Indeed, I have reason to suspect it hasn’t. I spend a lot of time speaking with medical professionals. For professional reasons, not personal ones, thank God — I’m still relatively healthy, except for those damned ankles. But the level of frustration and concern I’m hearing is mounting rapidly. Even compared to where we were during the pandemic, in the midst of the emergency.
Some of that frustration is probably a kind of emotional catharsis. Or simply people reaching their breaking point. Our doctors have been working flat out for years, as have all their affiliated health-care professionals, and I can only imagine the emotional strain that not seeing things get better puts on them.
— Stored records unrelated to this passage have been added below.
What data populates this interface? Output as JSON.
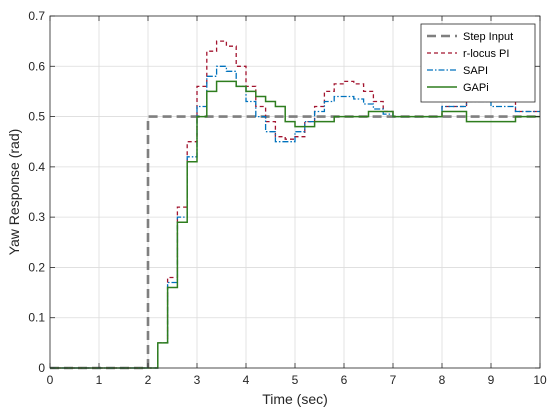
{
  "chart_data": {
    "type": "line",
    "title": "",
    "xlabel": "Time (sec)",
    "ylabel": "Yaw Response (rad)",
    "xlim": [
      0,
      10
    ],
    "ylim": [
      0,
      0.7
    ],
    "xticks": [
      0,
      1,
      2,
      3,
      4,
      5,
      6,
      7,
      8,
      9,
      10
    ],
    "yticks": [
      0,
      0.1,
      0.2,
      0.3,
      0.4,
      0.5,
      0.6,
      0.7
    ],
    "grid": true,
    "legend_position": "top-right",
    "series": [
      {
        "name": "Step Input",
        "color": "#7f7f7f",
        "style": "dashed-thick",
        "points": [
          [
            0,
            0
          ],
          [
            2,
            0
          ],
          [
            2,
            0.5
          ],
          [
            10,
            0.5
          ]
        ]
      },
      {
        "name": "r-locus PI",
        "color": "#a2142f",
        "style": "dashed",
        "points": [
          [
            0,
            0
          ],
          [
            2.05,
            0
          ],
          [
            2.2,
            0.05
          ],
          [
            2.4,
            0.18
          ],
          [
            2.6,
            0.32
          ],
          [
            2.8,
            0.45
          ],
          [
            3.0,
            0.56
          ],
          [
            3.2,
            0.63
          ],
          [
            3.4,
            0.65
          ],
          [
            3.6,
            0.64
          ],
          [
            3.8,
            0.6
          ],
          [
            4.0,
            0.56
          ],
          [
            4.2,
            0.52
          ],
          [
            4.4,
            0.49
          ],
          [
            4.6,
            0.46
          ],
          [
            4.8,
            0.455
          ],
          [
            5.0,
            0.46
          ],
          [
            5.2,
            0.49
          ],
          [
            5.4,
            0.52
          ],
          [
            5.6,
            0.55
          ],
          [
            5.8,
            0.565
          ],
          [
            6.0,
            0.57
          ],
          [
            6.2,
            0.565
          ],
          [
            6.4,
            0.55
          ],
          [
            6.6,
            0.53
          ],
          [
            6.8,
            0.51
          ],
          [
            7.0,
            0.5
          ],
          [
            7.5,
            0.5
          ],
          [
            8.0,
            0.52
          ],
          [
            8.5,
            0.54
          ],
          [
            9.0,
            0.53
          ],
          [
            9.5,
            0.51
          ],
          [
            10.0,
            0.51
          ]
        ]
      },
      {
        "name": "SAPI",
        "color": "#0072bd",
        "style": "dashdot",
        "points": [
          [
            0,
            0
          ],
          [
            2.05,
            0
          ],
          [
            2.2,
            0.05
          ],
          [
            2.4,
            0.17
          ],
          [
            2.6,
            0.3
          ],
          [
            2.8,
            0.42
          ],
          [
            3.0,
            0.52
          ],
          [
            3.2,
            0.58
          ],
          [
            3.4,
            0.6
          ],
          [
            3.6,
            0.59
          ],
          [
            3.8,
            0.56
          ],
          [
            4.0,
            0.53
          ],
          [
            4.2,
            0.5
          ],
          [
            4.4,
            0.47
          ],
          [
            4.6,
            0.45
          ],
          [
            4.8,
            0.45
          ],
          [
            5.0,
            0.47
          ],
          [
            5.2,
            0.49
          ],
          [
            5.4,
            0.51
          ],
          [
            5.6,
            0.53
          ],
          [
            5.8,
            0.54
          ],
          [
            6.0,
            0.54
          ],
          [
            6.2,
            0.535
          ],
          [
            6.4,
            0.525
          ],
          [
            6.6,
            0.515
          ],
          [
            6.8,
            0.505
          ],
          [
            7.0,
            0.5
          ],
          [
            7.5,
            0.5
          ],
          [
            8.0,
            0.52
          ],
          [
            8.5,
            0.53
          ],
          [
            9.0,
            0.52
          ],
          [
            9.5,
            0.51
          ],
          [
            10.0,
            0.51
          ]
        ]
      },
      {
        "name": "GAPi",
        "color": "#2e7d1e",
        "style": "solid",
        "points": [
          [
            0,
            0
          ],
          [
            2.05,
            0
          ],
          [
            2.2,
            0.05
          ],
          [
            2.4,
            0.16
          ],
          [
            2.6,
            0.29
          ],
          [
            2.8,
            0.41
          ],
          [
            3.0,
            0.5
          ],
          [
            3.2,
            0.55
          ],
          [
            3.4,
            0.57
          ],
          [
            3.6,
            0.57
          ],
          [
            3.8,
            0.56
          ],
          [
            4.0,
            0.55
          ],
          [
            4.2,
            0.54
          ],
          [
            4.4,
            0.53
          ],
          [
            4.6,
            0.52
          ],
          [
            4.8,
            0.49
          ],
          [
            5.0,
            0.48
          ],
          [
            5.2,
            0.48
          ],
          [
            5.4,
            0.49
          ],
          [
            5.6,
            0.49
          ],
          [
            5.8,
            0.5
          ],
          [
            6.0,
            0.5
          ],
          [
            6.5,
            0.51
          ],
          [
            7.0,
            0.5
          ],
          [
            7.5,
            0.5
          ],
          [
            8.0,
            0.51
          ],
          [
            8.5,
            0.49
          ],
          [
            9.0,
            0.49
          ],
          [
            9.5,
            0.5
          ],
          [
            10.0,
            0.5
          ]
        ]
      }
    ]
  }
}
But I did have a very interesting conversation recently during which a medical professional I trust and consider a voice of moderation and reason privately told me that I should be considering arranging some kind of global health-insurance plan for myself and my family. This person is no longer convinced we can avoid a functional collapse in our health-care system, meaning that anyone who can afford it may end up seeking treatment abroad because they won’t be able to access it at home.
It’s a big problem, and it’s a hard one to take on, because there are about a thousand different ways into it. But over the next few weeks, my readers should expect to hear more about family doctors. Even for the people who have them, are they able to do the job we are counting on them to do? What challenges are they running into in the broader system? Why are so many considering leaving medicine or at least leaving Ontario and even Canada?
I don’t have all those answers yet. But I do have concerns. I suspect many of you have them as well. And this is something we should be talking about.